The news conference featured Hogan and his wife, Yumi, who he said played a major role in negotiations. Yumi Hogan is the first Korean-American First Lady in the United States and first Asian-American First Lady of Maryland. She grew up on a South Korean farm and immigrated to Maryland more than 40 years ago. (RELATED: INTERACTIVE: This Map Shows How Many Have Died From COVID-19 In Each State)

“From the beginning of this coronavirus pandemic, one of the biggest problems in America has been the lack of availability of testing,” Hogan said during the news conference.”It remains the most serious obstacle in safely reopening our states.”

Hogan, who also serves as the chairman of the National Governors Association, said he and his wife spent 22 days negotiating with the South Korean government and vetting with the federal government to finalize a deal. In total, Hogan said using the kits will cost the state $9 million. 
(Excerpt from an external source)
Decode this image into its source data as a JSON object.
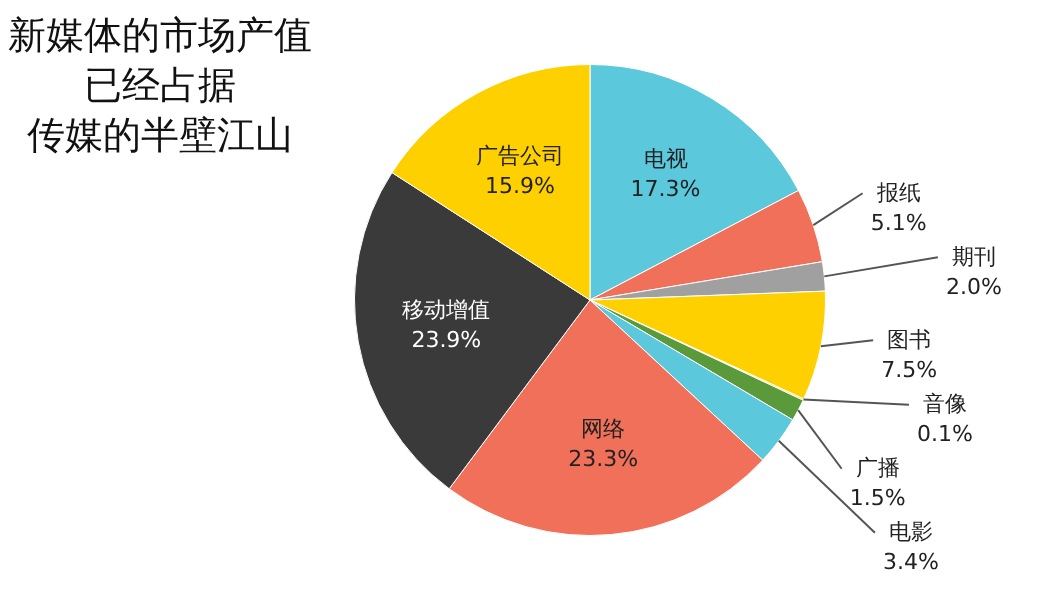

The plan to bring the testing kits from South Korea to Maryland was referred to by Hogan as “Operation Enduring Friendship.” A South Korean flag stood behind Hogan during the news conference between the U.S. and Maryland flags. (RELATED: Can Sunlight Really Kill Coronavirus? Separating The Truth From The Fake News)

While meeting at the residence of the South Korean ambassador to the U.S. in Washington two months ago, Hogan said he spoke digitally with South Korean President Moon Jae-in, who had kind words regarding his wife and referred to him as a “son-in-law to the Korean people.”Hogan has made frequent media appearances in recent weeks, during which he has expressed concerns about the lack of testing in states.

The governor said he plans to release a detailed plan later this week regarding how to reopen Maryland’s economy. He established a mandate Friday requiring Marylanders to wear masks in stores and on public transit.